The use of opioids may modulate the activity of chemotherapists in cancer treatment. Patients are often treated with analgesics and anticancer drugs, but the influence of these drugs on each other is not fully understood. It was shown that morphine modulates cisplatin-induced apoptosis in human CNE-2 cells of nasopharyngeal cancer and thus affects the anticancer activity of cisplatin. Treatment with morphine (1 μg/ml) inhibited cisplatin-induced apoptosis of CNE-2 cells, increasing the Bcl-2/Bax ratio. However, the effect is dose-dependent because a high dose of morphine (1000 μg/ml) had the opposite effect. In addition, at a low dose, morphine increases the chemo-resistance in the model of nosopharyngeal cancer in vivo by inhibiting cisplatin-induced apoptosis [98]. Another study confirmed that tramadol and flurbiprofen inhibit cisplatin cytotoxicity by inhibiting the activity of fissure joints, but morphine did not show this effect. The inhibition of junctional communication may counteract the action of anticancer agents [99].

Conclusion and future perspectives

Opioids do not only have an effect on nociception but also on cell proliferation, cell death and immune system; their application may change the function of cancer cells. The currently available results revealed contradictory conclusions, indicating both positive (opioids through activation of the immune system lead to increased production of pro-inflammatory cytokines) and negative (opioids may induce apoptosis of cancer cells) effects on the cancer development and metastasis. For example, morphine and fentanyl, the best known and most widely used drugs, showed inhibitory effects on the growth, metastasis and proliferation of cancer cells. However, side effects induced by them limit their use as anti-cancer agents. Finally, it needs to be underlined that the results of the research on opioids’ role in cancer development and metastasis are dependent on the used model, the type of cancer, the doses of opioids, route of administration or the time and method of exposure to opioids. So far, it is really difficult to conclude if the use of opioids may constitute a new option in anti-cancer therapy.
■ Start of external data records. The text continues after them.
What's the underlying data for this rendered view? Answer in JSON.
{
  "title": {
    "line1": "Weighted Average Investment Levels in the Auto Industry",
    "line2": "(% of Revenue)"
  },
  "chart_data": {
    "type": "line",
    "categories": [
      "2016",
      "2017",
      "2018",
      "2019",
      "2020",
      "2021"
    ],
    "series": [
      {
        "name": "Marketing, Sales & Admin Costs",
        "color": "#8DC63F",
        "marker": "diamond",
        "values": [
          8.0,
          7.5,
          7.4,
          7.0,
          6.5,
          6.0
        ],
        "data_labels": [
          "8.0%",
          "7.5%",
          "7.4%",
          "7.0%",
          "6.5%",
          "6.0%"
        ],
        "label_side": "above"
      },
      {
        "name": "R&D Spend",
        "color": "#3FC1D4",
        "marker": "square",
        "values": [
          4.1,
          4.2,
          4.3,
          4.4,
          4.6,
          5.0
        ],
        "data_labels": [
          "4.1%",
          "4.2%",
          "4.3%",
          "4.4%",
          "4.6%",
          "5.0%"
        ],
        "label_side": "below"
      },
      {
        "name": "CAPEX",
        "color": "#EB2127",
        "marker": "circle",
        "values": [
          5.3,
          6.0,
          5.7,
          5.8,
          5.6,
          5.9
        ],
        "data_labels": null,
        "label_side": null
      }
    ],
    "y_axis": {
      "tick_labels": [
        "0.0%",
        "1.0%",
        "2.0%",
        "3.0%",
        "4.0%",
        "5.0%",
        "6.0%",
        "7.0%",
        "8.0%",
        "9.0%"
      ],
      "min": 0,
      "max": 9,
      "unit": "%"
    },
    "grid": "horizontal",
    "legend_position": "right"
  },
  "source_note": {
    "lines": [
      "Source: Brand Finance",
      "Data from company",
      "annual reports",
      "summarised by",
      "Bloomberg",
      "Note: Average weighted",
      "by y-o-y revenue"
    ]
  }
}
So far, studies have shown that opioids have anti-cancer properties and are a promising therapeutic strategy. However, in the future, it is important to focus on some key aspects in the field of opioids. One of the main objectives should be to thoroughly examine the influence of opioids on particular types of cancer. In order to obtain effective treatment, it is necessary to design drugs that are selective and specific in relation to cancer cells. In case of colorectal cancer, it would be advisable to construct medicines acting in selected segments of GI. Finally, opioids cause serious side effects, which should be eliminated in new opioid drugs.